This is a print by Fernando Llort. I bought this print (or serigraph?) in San Salvador, in 2005, from an art shop in the entrance of a restaurant together with another print, a mug and two more prints on wood. My friends told me that the restaurant was run by Mr. Llort. I am still not sure of this. It was a large restaurant, open-air with plastic chairs but was serving delicious pupusa. Apparently, the artwork was fairly priced (I cannot remember how much I have paid) but if I had been able to buy four pieces with my modest salary, I say this is how affordable art should be.
What I really like about this painting is how it brings simple lines and colors together to build fairly complex composition.
“The Garden of Sun” is built around a house. Its boundaries are drawn by a rooster, a chicken, a fruit tree and a leaf.
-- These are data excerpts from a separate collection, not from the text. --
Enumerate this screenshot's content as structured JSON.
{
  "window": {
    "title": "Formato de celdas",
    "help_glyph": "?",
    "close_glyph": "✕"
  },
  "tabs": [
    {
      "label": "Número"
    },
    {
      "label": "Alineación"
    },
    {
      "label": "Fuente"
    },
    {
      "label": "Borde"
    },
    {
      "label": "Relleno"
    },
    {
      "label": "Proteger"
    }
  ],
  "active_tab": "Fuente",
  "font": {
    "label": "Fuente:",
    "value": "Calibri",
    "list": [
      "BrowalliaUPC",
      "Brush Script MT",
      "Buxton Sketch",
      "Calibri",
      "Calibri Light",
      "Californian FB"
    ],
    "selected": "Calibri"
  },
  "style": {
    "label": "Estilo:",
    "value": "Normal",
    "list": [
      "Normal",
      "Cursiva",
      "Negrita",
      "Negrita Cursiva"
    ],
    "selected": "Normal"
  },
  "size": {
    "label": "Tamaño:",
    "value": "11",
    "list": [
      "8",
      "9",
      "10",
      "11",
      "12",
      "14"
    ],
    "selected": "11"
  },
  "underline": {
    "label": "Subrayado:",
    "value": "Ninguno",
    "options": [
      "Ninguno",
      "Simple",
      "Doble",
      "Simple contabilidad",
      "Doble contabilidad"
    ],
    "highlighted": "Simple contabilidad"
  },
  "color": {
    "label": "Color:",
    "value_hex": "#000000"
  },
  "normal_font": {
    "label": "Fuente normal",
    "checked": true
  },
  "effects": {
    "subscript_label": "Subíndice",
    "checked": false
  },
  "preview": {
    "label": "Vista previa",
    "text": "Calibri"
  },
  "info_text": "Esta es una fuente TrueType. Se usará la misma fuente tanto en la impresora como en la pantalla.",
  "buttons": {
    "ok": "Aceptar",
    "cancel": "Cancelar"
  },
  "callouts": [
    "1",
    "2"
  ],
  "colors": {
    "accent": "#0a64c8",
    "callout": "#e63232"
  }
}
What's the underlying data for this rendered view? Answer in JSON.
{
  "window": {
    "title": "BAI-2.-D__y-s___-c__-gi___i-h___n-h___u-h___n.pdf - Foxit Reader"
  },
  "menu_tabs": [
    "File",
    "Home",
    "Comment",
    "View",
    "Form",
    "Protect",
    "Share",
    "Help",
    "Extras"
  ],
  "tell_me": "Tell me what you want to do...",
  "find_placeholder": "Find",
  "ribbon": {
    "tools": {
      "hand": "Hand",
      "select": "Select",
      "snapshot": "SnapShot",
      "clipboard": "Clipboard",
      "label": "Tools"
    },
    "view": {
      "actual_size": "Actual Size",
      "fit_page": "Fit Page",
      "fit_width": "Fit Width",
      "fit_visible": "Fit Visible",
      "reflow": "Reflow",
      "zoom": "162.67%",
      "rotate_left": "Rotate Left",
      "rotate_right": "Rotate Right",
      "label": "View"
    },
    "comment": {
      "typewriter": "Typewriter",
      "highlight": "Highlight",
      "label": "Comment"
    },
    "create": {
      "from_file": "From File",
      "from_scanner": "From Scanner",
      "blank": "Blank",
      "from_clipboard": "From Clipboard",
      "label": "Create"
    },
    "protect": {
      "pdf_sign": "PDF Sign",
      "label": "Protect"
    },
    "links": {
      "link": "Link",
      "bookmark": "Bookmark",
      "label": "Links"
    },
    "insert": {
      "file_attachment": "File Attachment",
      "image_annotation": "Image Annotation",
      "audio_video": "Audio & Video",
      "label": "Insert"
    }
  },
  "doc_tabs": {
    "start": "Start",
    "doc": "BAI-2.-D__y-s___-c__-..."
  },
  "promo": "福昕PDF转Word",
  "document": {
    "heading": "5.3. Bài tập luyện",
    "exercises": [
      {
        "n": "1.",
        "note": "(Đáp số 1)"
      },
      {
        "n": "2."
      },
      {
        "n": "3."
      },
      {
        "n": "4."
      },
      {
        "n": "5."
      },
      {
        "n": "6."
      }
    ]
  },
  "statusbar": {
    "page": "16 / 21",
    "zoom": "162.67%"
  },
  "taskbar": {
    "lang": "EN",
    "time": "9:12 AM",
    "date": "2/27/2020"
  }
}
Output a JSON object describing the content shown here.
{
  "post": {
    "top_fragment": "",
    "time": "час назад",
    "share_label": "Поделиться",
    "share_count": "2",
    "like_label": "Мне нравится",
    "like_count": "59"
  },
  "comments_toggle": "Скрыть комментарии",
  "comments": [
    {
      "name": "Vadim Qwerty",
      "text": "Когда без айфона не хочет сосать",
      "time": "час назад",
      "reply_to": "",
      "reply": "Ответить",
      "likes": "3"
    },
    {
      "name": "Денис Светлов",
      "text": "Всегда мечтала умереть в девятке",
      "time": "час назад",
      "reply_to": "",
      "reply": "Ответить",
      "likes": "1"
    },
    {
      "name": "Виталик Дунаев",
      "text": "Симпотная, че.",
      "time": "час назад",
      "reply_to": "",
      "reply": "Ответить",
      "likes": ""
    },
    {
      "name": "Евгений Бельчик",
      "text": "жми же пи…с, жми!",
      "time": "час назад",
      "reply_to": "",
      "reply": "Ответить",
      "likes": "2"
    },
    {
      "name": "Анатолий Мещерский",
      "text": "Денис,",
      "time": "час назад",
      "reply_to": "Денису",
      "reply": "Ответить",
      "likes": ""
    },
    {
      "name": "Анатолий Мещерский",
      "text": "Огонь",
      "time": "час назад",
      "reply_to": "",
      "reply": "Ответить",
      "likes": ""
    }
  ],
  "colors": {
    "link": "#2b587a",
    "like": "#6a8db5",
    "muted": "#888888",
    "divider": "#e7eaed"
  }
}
We do not see any people, but we know that they are there, living in the house, because there is a basket full of fruits picked up for the market. Other houses surround the garden, so our house is probably in a small village.
The simplicity of the figures reflects the simplicity of rural life. Animals, plants and people live in harmonious existence. There are two figures missing. The first is “Sun” who, according to the title of the painting owns the garden. The second is the people who live in the house and won the garden. Or are they missing? When you stand in front of this painting, with the sun coming from the window and shining on it the picture becomes complete.
This is why we should have artwork in our living places. Without us, an artwork cannot be complete.